In August, Google announced that it was using "softer pattern matching" to make searching more effective. It was never explained what exactly this entails, beyond a mysterious change in the already troublesome use of the asterisk as a full-word wildcard. (Try searching on strings like "fourscore * ago" and "fourscore * * fathers" and figuring out how many "filler" words an asterisk can stand for!) They also introduced automatic stemming for plurals (try "seven years ago our" + father), tense endings (try "conceived in liberty and" + dedicate), and some derivational suffixes (try "all men are created" + equally). All this may indeed improve the results of the average searcher, but it makes large Googlecounts even more meaningless from a computational standpoint.

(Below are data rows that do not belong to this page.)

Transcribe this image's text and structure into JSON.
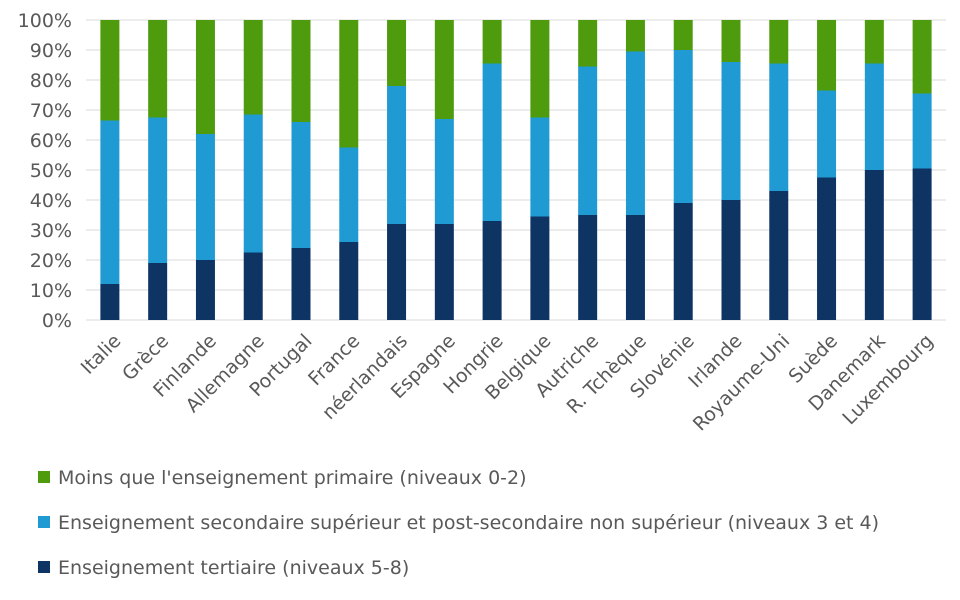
{
  "chart_data": {
    "type": "bar",
    "stacked": true,
    "title": "",
    "xlabel": "",
    "ylabel": "",
    "ylim": [
      0,
      100
    ],
    "yticks": [
      "0%",
      "10%",
      "20%",
      "30%",
      "40%",
      "50%",
      "60%",
      "70%",
      "80%",
      "90%",
      "100%"
    ],
    "grid": true,
    "legend_position": "bottom",
    "categories": [
      "Italie",
      "Grèce",
      "Finlande",
      "Allemagne",
      "Portugal",
      "France",
      "néerlandais",
      "Espagne",
      "Hongrie",
      "Belgique",
      "Autriche",
      "R. Tchèque",
      "Slovénie",
      "Irlande",
      "Royaume-Uni",
      "Suède",
      "Danemark",
      "Luxembourg"
    ],
    "series": [
      {
        "name": "Enseignement tertiaire (niveaux 5-8)",
        "color": "#0e3464",
        "values": [
          12,
          19,
          20,
          22.5,
          24,
          26,
          32,
          32,
          33,
          34.5,
          35,
          35,
          39,
          40,
          43,
          47.5,
          50,
          50.5
        ]
      },
      {
        "name": "Enseignement secondaire supérieur et post-secondaire non supérieur (niveaux 3 et 4)",
        "color": "#209ad3",
        "values": [
          54.5,
          48.5,
          42,
          46,
          42,
          31.5,
          46,
          35,
          52.5,
          33,
          49.5,
          54.5,
          51,
          46,
          42.5,
          29,
          35.5,
          25
        ]
      },
      {
        "name": "Moins que l'enseignement primaire (niveaux 0-2)",
        "color": "#4e9c0e",
        "values": [
          33.5,
          32.5,
          38,
          31.5,
          34,
          42.5,
          22,
          33,
          14.5,
          32.5,
          15.5,
          10.5,
          10,
          14,
          14.5,
          23.5,
          14.5,
          24.5
        ]
      }
    ],
    "legend_order": [
      2,
      1,
      0
    ]
  }
}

Despite these criticisms, I'm actually an enormous Google fan (developments in Google Print [*] are particularly exciting for linguists and lexicographers). But unless Google starts offering search services specifically designed for researchers concerned with standards of precision, I despair for the future of Googlinguistics. Signs are not particularly positive from Google's camp. In Carl Bialik's Sep. 15 "Numbers Guy" column in the online Wall Street Journal, Peter Norvig, Google's director of search quality, had this to say about the unreliability of Googlecounts: "It's only reporters and computational linguists who care if it's really precise." Well, at least they know that computational linguists care! Perhaps that's the first step.
[* Update 11/17/05: Make that Google Book Search.]
[Update 11/18/05: It's been pointed out to me that Google's automatic stemming can be avoided by prefixing a search term with a plus sign. So, for example, <"all men are created" +equally> will not return matches for "all men are created equal." But there doesn't seem to be any way around the algorithm that allows an asterisk to stand for two or three words in a search string rather than a single one.]